A little more than half of the 61 business owners who responded said they do not currently provide paid sick time and 69 percent opposed the new ordinance. However, once additional input from managers and other Buy Local contacts was added, support for the ordinance rose to 58 percent. Participants were also allowed to provide anonymous written comments, many of which were critical of the proposal.

“We are glad to collect this feedback to ensure that the City hears from the local, independent businesses that make Portland a unique place to live and visit,” Scott said. “We are hopeful that the responses and feedback will be helpful to City Council.”

The public hearing before the City Council’s Health & Human Services and Public Safety Committee will take place at 5:30 p.m. Tuesday in Council Chambers at City Hall.

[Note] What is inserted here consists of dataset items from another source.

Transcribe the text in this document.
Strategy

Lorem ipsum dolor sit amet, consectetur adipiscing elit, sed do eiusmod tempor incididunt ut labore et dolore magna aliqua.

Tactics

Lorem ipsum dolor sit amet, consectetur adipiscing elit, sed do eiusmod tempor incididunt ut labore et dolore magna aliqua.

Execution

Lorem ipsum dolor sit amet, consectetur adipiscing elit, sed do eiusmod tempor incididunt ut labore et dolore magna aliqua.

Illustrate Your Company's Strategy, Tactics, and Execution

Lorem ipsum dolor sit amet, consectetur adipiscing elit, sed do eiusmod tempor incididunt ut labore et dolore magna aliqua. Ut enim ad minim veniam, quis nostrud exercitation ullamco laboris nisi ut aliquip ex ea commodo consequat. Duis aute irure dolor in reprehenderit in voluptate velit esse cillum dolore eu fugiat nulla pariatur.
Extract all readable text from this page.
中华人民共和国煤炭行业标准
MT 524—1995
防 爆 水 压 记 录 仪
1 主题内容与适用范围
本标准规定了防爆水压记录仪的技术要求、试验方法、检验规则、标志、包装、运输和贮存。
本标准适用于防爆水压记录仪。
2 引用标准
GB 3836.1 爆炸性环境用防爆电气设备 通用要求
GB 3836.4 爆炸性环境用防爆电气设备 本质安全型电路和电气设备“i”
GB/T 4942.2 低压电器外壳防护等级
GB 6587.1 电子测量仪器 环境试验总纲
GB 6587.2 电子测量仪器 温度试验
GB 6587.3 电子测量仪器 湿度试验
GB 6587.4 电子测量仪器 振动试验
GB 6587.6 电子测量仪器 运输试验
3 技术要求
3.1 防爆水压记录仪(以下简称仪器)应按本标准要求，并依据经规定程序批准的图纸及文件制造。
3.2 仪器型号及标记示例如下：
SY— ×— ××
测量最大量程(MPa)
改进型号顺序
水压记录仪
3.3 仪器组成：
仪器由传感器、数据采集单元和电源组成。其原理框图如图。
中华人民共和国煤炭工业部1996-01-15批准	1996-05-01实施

Committee members will discuss the ordinance again on May 8, when they will receive staff feedback to questions posed last fall.

City Councilor Belinda Ray, who leads the committee, said in an email that she has received five to 10 emails from supporters and from 10 to15 businesses concerned about the ordinance and its potential impacts.

Councilors Brian Batson and Pious Ali, who also serve on the committee, did not respond to requests for comment on Thursday or Friday about their positions on the ordinance, or provide or describe the type of feedback they have already received from the public.

Ray said in a blog post Thursday that the committee’s deliberations could stretch into the summer or fall and that the proposed ordinance would likely be amended based on feedback from workers and the business community.

“Considering the implementation of such a policy is a very complicated task, especially as we contemplate the potential impacts for people living, working, and employing others in and around the Portland area,” Ray said. “As the chair of the HHS & PS Committee, I’m pleased to say that the committee realizes this, and that we are working to proceed in a highly transparent and inclusive manner.”

The Portland Public Health director, Dr. Kolawole Bankole, said in a memo to the committee last fall that the ordinance would improve public health. And based on the experiences of other communities, the ordinance was not likely to be abused by employees and would result in a negligible increase in costs for business.

“Research suggests that more widespread implementation of (paid sick day) policies would have a substantial positive (impact) on the well-being of children, families, and communities across the United Stated,” Bankole wrote.